The list of events FIU has created to enhance the exhibit aim to engage locals in the lessons inherent in the exhibit's featured stories.

"We've been very intentional in how we can bring this story to the Miami community, to a community that needs to hear this, both because of our civil rights history and because of our history of Jewish immigration here as well," Sutton said.

There will also be a workshop prepared for teachers who want to learn how they can relate the themes found in the exhibit to their young students. The organizers selected those involved in the exhibit based on experience, like Donald Cunnigen, Professor of Sociology at the University of Rhode Island. Cunnigen was taught as an undergrad by well-known sociologist Ernst Borinski at Mississippi's Tougaloo University.
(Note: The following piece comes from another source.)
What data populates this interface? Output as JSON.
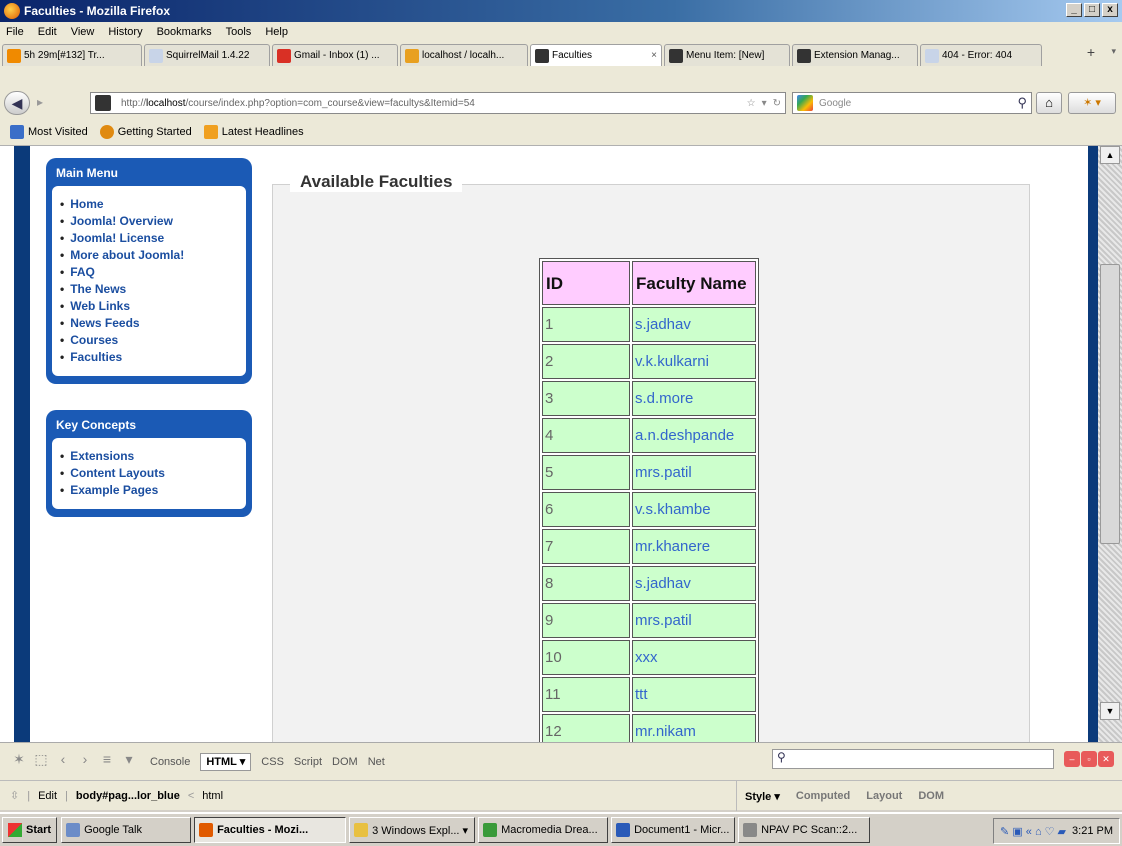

"We want to compliment the exhibit," Gillespie said. "The exhibit is always the most important [aspect], but it's such a rich opportunity...People get excited and we want to use that excitement as...a teaching moment, something that takes us beyond the exhibit and makes us aware of what more can be done and what more there is to think about."

Miami will be integrated into many of the events surrounding the exhibit, such as an interfaith panel, which incorporates local clergyman and asks them to address the issues raised in the exhibit.

"If you talk specifically about Miami, Miami is, in many ways, a suitable place for it because Miami is a gathering of exiles," he said. "It's a collage of different people...and people who have gone through very similar experiences. It also has a very distinct population in terms of ethnic diversity...Miami is a city that breathes exile, in a way."

The professors say Coral Gables Museum has been extremely supportive of the exhibit, so much so that they have secured scholarship money to fund school buses for field trips.

"I see the Coral Gables Museum and the people who direct the museum as real heroes in this whole story," Milbauer said. "It's a municipal museum. They don't usually put up exhibits that will basically take up all of their space...They have to also invest in it. They had to learn about it, too. And, why they are kind of heroic to me in a way...is that they see the value in it."

The support from other colleagues in various fields also served as a testament to the importance of the exhibit's message. "We spoke to ten different colleagues over the summer and the conversations were delightful," said Sutton. "When we told them of the exhibit, they immediately understood its importance to their own discipline, to their faculty, and most importantly, for their own students."

The outpouring of interest and excitement were a welcome surprise to Sutton, Milbauer and Gillespie, who are very enthusiastic about the effect the exhibit is already having on Miami.

"There is a small exhibit [at the Coral Gables Museum] put up by Temple Judea, which is a major Jewish congregation, and if you consider what's happening there, the temple wants to be a part of this moment," Sutton said. "It wants to tell its own story as being a congregation that struggled to find a foothold in Coral Gables, now has a very strong foothold and wants to share their tradition with everyone who's walking in the door. So there's a real symbiosis...of interests, a real coming together of interests I never expected."

"It's too easy to see problems that we have in South Florida and to sneer at things, but there's a lot to be proud of," said Gillespie. "[A]n exhibit like this, I think, brings out the best in all of us."

"Beyond Swastika and Jim Crow: Jewish Refugee Scholars at Black Colleges" kicks off its stay in Miami on Sunday, October 5, at the Coral Gables Museum (285 Aragon Ave., Coral Gables). The exhibit will be in town until January 11, 2015. A full schedule of events can be viewed at english.fiu.edu.